By Lynn A. Kuntz, Editor-in-Chief
Whey to isolate
Cow’s milk contains approximately 3.5% protein, about 18% of which are whey proteins, mainly lactalbumin (about 12% of the whey protein) and lactoglobulin (about 50% of the whey protein), and about 82% are caseins. During cheesemaking, the casein proteins precipitate out in the acidic environment and/or are coagulated by rennet to form the cheese while the whey proteins stay in solution. This liquid whey contains proteins, peptides, lactose, milkfat and other lipids; mineral salts and ions, such as sodium, potassium and calcium; vitamins; and water.
Manufacturers remove the water and concentrate the whey proteins, ending up with a white to cream-colored product containing 90% or more protein called whey protein isolate (WPI).
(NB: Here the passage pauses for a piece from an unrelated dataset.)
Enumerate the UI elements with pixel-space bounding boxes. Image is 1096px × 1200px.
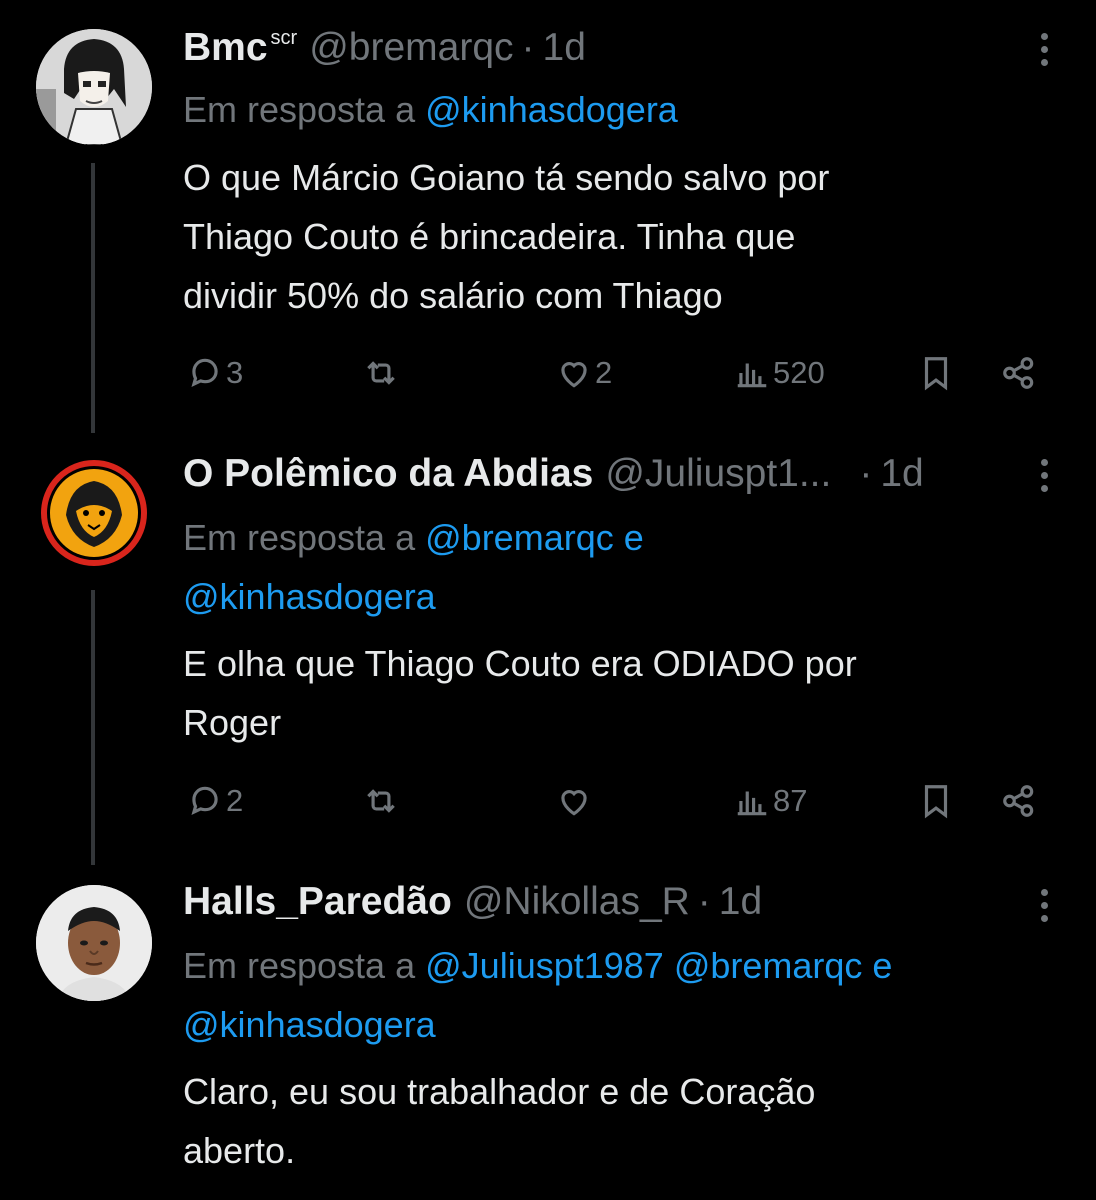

A typical WPI powder will contain approximately 92.0% protein, 4.5% moisture, 2.0% ash, 1.0% fat and 0.5% lactose. However, modifying manufacturing technology creates whey isolate products with varying composition and functional properties.
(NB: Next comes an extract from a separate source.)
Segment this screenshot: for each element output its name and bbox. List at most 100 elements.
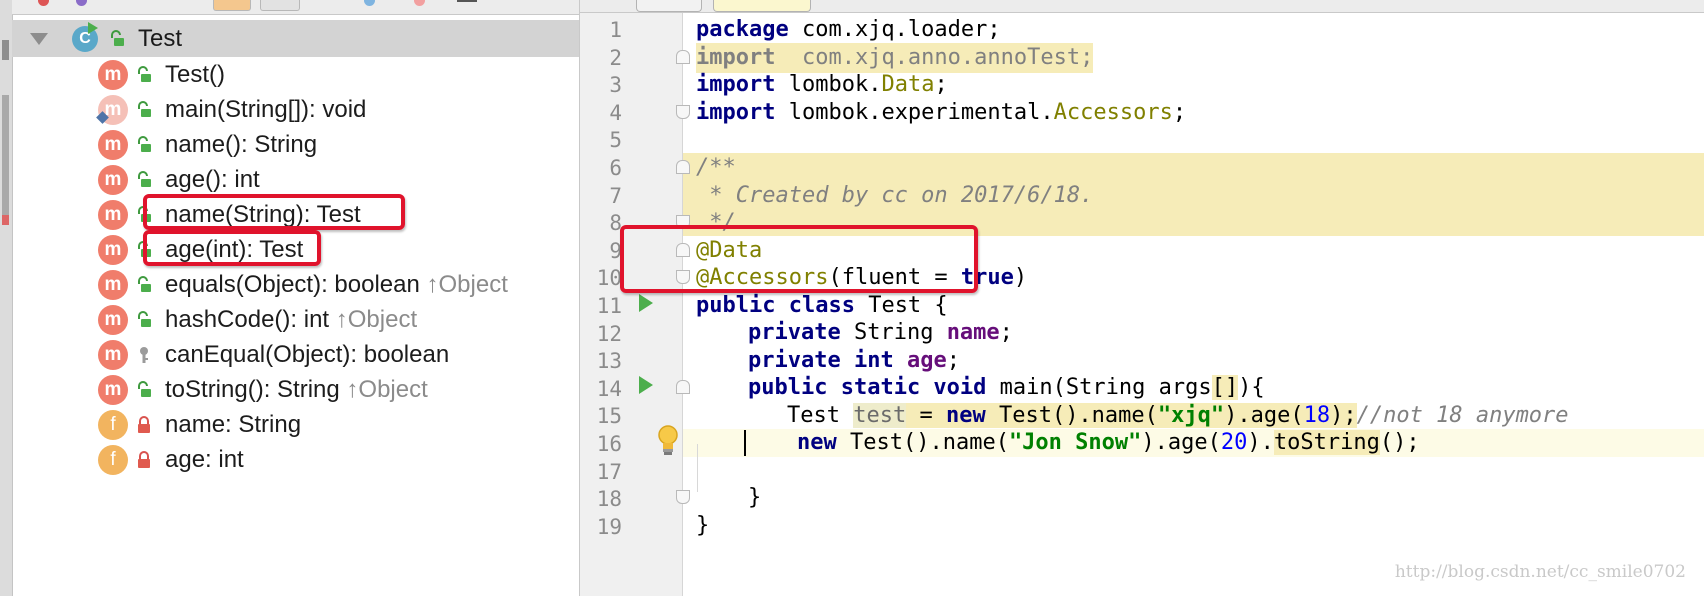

“WPI composition is affected primarily by its method of manufacture,” notes Grace Harris, manager of new business and applications, Hilmar Ingredients, Hilmar, CA. “The two most-common methods of WPI manufacture are microfiltration (MF) and ion exchange (referred to as IX or IE). These methods create minimal difference in nonprotein components such as fat, lactose and minerals. By its nature, at greater than 90% protein, WPI has a very low content of these components to begin with. The main differences created by the two methods of manufacture are in the protein fraction content and some functionality.”
For example, “ion-exchange WPI contains high levels of beta-lactoglobulin and no glycomacropeptide,” explains Eric D. Bastian, Ph.D., vice president, research & development, Glanbia Nutritionals, Monroe, WI. “Alternatively, MF WPI contains lower levels of beta-lactoglobulin but high levels of glycomacropeptide.”
Enzymatic hydrolysis can also alter WPI functionality. “This allows processors to create an ingredient with widely varying functional and nutritional attributes,” says Bastian. “The degree of hydrolysis, specificity of proteolytic enzymes used, temperature and pH of hydrolysis all affect the functionality of the hydrolyzed WPI. The possible hydrolyzate variations are almost infinite.
“Mineral content can also be manipulated through membrane and electrodialysis processing techniques,” Bastian continues. “Mineral profile significantly impacts the functional properties of WPI, presenting the opportunity for specialized functionality.”
Pro nutrition
WPI can supply a concentrated source of high-quality protein for supplementation. Whey protein is a complete protein; it contains all 20 amino acids and all 9 essential amino acids in amounts proportional to the human body’s needs. Its protein digestibility corrected amino acid score (PDCAAS) is 1.14, and its biological value (BV) is 104. Whey protein also contains high concentrations of amino acids that are metabolized at high rates during exercise, particularly glutamine and leucine.